Detachment/ Adulting: This manifests as emotional self-sufficiency/ self-reliant because they’re unable to use the caregiver as a secure base.
In both cases, the child stays hyper vigilant to the caregiver’s emotional state, basically perpetually in survival mode. Raised in this attachment style, the adult is uncomfortable with emotional closeness, even though they crave it. They fear abandonment and take small delays as signs of possible rejection. Their self-esteem is fragile and dependent on external validation. Their self-worth varies wildly based on the company they keep and they’re constantly reading the room astutely. The child forms this worldview: Needing people is dangerous. I am safest when I rely on myself. Emotions are a weakness.
Eventually, they learn to ‘toughen up’. They value independence to an extreme degree. They describe themselves as not very emotional. They don’t like asking for help, even as they freely offer it to others.
I see a lot of myself in the latter – the child that grew up in an anxious attachment style.
But how do we, adults move forward and cultivate genuine self-worth and real confidence? The first step is to realise that the above discussed patterns were in fact, intelligent adaptations to the environment at that time. With those environments gone, the pattern doesn’t have to stay.
The Authentic Doubt Model
When we realise that we don’t have to continue a pattern that was formed as a child, we are ready to make a change. The underlying model of confidence building that I’m proposing goes like this:
Authentic doubt (honest self-assessment) –> Gap analysis (clear eyed identification of missing skills) –>Deliberate action (closing the gap incrementally)–> Earned Mastery (repeated engagement) à Genuine, evidence-based Confidence.
The advantage of this model? It treats doubt as raw material, not a threat.
Unlike fake confidence which glazes over gaps with affirmations and overconfidence. The Authentic Doubt Model addresses what’s missing and builds confidence that radiates from within, rather than depending on external validation.

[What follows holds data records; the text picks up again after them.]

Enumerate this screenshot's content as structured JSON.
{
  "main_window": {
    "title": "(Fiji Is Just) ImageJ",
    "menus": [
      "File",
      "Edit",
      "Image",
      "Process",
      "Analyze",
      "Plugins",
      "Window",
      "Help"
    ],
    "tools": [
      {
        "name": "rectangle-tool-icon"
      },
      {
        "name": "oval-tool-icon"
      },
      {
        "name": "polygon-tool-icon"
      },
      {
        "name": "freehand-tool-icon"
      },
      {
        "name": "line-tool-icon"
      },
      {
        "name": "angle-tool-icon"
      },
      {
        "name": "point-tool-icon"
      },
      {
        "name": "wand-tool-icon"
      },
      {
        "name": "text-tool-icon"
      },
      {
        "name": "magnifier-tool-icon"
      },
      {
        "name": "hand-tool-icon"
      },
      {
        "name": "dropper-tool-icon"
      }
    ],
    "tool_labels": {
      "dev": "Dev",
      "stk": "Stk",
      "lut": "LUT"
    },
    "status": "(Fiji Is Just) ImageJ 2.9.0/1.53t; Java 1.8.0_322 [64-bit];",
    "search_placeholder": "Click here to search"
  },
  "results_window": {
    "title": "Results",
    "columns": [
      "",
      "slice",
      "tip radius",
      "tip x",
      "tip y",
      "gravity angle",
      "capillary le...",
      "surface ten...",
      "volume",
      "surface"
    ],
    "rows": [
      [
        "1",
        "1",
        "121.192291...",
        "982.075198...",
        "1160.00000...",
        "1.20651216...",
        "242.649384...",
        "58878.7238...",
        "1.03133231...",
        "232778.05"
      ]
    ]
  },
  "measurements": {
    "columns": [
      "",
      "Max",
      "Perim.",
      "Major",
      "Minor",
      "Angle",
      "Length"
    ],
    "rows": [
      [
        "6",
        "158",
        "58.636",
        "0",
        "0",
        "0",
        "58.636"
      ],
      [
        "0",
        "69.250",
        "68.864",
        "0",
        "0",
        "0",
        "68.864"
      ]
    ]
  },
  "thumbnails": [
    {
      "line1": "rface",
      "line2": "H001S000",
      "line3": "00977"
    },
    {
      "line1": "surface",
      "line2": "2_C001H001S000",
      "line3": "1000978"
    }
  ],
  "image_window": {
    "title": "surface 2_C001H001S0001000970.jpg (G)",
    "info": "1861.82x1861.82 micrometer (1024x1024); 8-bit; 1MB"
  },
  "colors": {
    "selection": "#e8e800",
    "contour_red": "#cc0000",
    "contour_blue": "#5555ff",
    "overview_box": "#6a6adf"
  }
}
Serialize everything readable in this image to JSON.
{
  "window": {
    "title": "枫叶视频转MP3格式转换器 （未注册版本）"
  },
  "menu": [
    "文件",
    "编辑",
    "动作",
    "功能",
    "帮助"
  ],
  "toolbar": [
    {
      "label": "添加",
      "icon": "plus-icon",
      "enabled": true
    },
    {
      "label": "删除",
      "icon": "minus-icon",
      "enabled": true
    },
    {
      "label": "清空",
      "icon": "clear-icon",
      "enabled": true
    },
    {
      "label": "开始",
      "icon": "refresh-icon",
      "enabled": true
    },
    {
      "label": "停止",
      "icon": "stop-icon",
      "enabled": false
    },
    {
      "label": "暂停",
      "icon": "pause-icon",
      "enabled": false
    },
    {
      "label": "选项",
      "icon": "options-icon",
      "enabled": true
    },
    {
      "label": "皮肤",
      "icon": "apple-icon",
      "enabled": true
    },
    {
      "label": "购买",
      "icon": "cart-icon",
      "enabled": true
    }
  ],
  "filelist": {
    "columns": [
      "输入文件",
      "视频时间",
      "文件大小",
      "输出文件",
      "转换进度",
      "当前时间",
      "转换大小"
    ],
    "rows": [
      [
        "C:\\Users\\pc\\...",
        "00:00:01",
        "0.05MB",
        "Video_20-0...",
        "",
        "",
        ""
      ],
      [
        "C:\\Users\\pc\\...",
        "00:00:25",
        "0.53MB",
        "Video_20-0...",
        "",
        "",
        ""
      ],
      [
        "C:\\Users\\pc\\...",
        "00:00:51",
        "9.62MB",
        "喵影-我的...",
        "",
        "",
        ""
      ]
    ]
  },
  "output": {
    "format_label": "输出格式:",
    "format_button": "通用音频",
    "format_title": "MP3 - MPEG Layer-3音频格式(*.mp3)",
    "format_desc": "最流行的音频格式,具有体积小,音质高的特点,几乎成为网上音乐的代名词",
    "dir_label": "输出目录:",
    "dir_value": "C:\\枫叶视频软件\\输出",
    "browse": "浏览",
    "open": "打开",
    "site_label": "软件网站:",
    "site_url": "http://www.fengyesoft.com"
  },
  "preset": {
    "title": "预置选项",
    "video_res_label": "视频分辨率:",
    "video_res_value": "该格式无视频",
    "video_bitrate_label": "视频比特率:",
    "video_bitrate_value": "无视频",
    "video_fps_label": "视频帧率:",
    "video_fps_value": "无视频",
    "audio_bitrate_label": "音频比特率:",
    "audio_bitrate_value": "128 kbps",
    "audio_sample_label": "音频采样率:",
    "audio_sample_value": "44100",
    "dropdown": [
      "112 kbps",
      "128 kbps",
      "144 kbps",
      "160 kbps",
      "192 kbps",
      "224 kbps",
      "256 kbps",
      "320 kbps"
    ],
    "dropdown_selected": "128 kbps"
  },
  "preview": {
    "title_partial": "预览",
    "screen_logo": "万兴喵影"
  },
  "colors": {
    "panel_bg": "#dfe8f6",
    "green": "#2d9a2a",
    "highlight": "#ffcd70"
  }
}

Below, I share some science backed strategies as an adult, regardless of your attachment style.
Actionable Strategies
- Reframe Doubt as Diagnostic Signal, Not Verdict: When you notice self-doubt arising, pause and ask: “What specific gap is this pointing to?” “What knowledge or skill would make me feel legitimately prepared here?” Keep a small notebook or phone note labelled ‘Gap Register’ and write it down.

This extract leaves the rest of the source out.